Iteration 1: A(3) B(3) C'(1) C(2) D(1) A'(3) B'(3)
Iteration 2: A(4) B(4) C'(2) C(3) D(2) A'(4) B'(4)
Iteration 3: A(5) B(5) C'(3) C(4) D(3) A'(5) B'(5)

To evaluate what affect the pipelining would have on performance in this example, let us assume, as before, that instructions with no dependencies can be dispatched in the immediately following cycle. Let us also assume latency of 3 for each instruction, except the move instructions, for which we will assume a latency of 1. Let us look at Iteration 2 above:

  • A(4) and B(4) cannot execute until A'(3) and B'(3), respectively, have completed (otherwise, there would be contention for registers r1 and r2). However, since we have assumed a latency of 1 for the latter instructions, A(4) and B(4) will not be delayed by this dependency.
  • C'(2) similarly depends on C(2) and D(1). D(1) occurs 5 instructions prior to C(2) and therefore will not cause C'(2) to be delayed.
  • Similarly, for C(3), D(2), A'(4), and B'(4), it can be verified that none of the dependencies cause a delay in scheduling.

Therefore, the 7 instructions per iteration are dispatched in 7 cycles, giving a total cost of 7 cycles per iteration. Compare this to the non-pipelined case:

  • C(i) must wait for A(i) and B(i) to complete, resulting in C(i) being dispatched 3 cycles after B(i)
  • D(i) must wait for C(i) to complete, resulting in D(i) being dispatched 3 cycles after C(i)
  • A(i+1) can be dispatched immediately after D(i) (no dependency)

This results in 1 + 3 + 3 + 1 = 8 cycles per iteration. In other words, the extra instructions we inserted have almost entirely offset the benefit of pipelining, at a cost of using twice as many registers.

This difficulty is very common and makes software pipelining difficult on many architectures.

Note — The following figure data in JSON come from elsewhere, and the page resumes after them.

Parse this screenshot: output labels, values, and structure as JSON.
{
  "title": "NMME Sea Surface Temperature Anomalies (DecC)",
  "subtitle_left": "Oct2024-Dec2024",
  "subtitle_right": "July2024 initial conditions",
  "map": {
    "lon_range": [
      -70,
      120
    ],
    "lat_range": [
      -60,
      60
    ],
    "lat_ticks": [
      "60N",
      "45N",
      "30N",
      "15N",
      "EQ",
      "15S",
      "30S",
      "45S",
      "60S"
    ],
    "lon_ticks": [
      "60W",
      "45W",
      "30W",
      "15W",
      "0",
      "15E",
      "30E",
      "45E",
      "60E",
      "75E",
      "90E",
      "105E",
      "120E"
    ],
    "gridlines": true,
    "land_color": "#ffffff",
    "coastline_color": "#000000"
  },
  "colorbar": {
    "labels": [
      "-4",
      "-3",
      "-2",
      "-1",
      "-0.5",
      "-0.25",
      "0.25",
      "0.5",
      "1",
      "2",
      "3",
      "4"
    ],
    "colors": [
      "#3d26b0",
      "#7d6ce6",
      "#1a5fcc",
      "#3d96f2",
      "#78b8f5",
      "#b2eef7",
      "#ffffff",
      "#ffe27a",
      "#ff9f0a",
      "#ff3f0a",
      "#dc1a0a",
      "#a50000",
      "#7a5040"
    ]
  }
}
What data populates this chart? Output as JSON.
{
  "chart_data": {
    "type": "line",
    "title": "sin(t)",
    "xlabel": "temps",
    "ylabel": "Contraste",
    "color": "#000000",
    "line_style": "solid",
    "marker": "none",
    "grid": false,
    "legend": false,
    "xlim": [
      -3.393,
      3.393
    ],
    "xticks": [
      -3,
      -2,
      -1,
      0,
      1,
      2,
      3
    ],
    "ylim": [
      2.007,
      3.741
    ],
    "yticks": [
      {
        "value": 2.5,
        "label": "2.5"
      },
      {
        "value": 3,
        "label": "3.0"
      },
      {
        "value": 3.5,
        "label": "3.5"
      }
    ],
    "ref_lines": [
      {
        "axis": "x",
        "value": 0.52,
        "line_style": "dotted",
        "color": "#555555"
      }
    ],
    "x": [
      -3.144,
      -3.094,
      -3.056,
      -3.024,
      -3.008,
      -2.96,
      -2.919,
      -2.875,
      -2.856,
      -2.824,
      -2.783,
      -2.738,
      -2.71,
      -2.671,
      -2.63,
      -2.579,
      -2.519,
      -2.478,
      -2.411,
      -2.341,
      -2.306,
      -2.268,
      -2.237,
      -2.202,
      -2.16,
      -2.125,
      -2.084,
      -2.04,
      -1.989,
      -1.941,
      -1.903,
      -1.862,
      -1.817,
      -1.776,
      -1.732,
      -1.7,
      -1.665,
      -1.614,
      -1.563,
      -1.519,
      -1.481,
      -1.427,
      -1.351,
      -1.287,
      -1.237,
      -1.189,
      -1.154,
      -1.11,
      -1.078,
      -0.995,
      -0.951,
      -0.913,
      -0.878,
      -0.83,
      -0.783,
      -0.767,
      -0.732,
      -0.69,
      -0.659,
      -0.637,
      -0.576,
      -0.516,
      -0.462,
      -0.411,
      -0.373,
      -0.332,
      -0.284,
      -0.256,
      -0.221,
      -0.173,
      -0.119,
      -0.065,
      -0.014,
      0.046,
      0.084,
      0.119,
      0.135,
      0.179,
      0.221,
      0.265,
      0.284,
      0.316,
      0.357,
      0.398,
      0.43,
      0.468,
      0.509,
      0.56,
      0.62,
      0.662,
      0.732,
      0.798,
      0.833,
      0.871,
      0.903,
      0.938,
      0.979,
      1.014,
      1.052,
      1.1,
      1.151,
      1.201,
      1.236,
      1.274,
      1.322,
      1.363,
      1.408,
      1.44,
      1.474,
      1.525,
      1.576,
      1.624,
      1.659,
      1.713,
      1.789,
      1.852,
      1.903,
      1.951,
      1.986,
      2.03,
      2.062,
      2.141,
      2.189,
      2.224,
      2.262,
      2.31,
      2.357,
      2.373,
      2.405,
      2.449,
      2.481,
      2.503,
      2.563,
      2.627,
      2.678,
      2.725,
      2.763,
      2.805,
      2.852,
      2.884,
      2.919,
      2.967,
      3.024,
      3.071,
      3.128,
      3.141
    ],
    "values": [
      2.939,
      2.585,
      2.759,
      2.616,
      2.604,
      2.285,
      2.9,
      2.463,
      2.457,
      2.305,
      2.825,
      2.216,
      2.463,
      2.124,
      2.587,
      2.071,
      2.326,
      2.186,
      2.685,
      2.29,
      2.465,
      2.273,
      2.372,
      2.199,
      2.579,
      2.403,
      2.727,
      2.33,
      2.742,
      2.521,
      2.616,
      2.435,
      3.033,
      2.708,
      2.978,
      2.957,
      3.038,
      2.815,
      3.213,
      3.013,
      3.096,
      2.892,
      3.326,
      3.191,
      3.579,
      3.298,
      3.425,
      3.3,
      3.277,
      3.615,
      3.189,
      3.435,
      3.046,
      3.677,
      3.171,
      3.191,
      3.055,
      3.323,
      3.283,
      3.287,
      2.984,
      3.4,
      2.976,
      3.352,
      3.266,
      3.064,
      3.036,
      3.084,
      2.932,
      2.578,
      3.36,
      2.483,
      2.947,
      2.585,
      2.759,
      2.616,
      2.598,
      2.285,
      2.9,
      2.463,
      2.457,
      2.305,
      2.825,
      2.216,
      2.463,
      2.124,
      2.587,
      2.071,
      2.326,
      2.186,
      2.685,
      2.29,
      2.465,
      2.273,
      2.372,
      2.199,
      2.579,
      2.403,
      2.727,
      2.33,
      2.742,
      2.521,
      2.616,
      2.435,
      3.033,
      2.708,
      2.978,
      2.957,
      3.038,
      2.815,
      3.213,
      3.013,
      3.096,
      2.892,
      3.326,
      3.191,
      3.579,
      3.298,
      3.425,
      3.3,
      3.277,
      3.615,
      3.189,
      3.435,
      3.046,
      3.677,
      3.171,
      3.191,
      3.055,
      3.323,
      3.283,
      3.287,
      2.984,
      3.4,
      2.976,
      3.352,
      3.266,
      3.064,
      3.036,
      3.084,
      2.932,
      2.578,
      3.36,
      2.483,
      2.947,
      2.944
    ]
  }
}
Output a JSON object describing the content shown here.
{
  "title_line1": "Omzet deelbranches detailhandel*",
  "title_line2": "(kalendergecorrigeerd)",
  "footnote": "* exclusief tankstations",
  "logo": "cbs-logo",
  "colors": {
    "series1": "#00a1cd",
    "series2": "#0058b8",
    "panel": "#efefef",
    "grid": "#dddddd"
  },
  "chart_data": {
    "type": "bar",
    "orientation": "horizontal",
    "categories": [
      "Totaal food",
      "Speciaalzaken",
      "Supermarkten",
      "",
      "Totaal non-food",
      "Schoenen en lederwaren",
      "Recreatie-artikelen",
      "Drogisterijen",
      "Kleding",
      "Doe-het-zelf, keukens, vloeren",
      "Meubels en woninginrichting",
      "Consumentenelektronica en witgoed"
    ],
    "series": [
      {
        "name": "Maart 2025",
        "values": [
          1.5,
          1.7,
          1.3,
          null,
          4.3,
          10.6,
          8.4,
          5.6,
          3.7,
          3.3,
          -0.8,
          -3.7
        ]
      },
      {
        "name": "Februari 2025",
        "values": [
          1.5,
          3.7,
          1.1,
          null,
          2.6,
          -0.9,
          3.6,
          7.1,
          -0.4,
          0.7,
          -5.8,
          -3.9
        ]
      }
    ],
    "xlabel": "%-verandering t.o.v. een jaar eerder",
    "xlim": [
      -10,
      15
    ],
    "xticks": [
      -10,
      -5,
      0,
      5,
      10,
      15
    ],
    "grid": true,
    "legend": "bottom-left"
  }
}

[edit] IA-64 implementation

Intel's IA-64 architecture provides an example of an architecture designed with the difficulties of software pipelining in mind. Some of the architectural support for software pipelining includes:

  • A "rotating" register bank; instructions can refer to a register number that is redirected to a different register each iteration of the loop (eventually looping back around to the beginning). This makes the extra instructions inserted in the previous example unnecessary.
  • Predicates (used to "predicate" instructions; see Branch predication) that take their value from special looping instructions. These predicates turn on or off certain instructions in the loop, making a separate prolog and postlog unnecessary.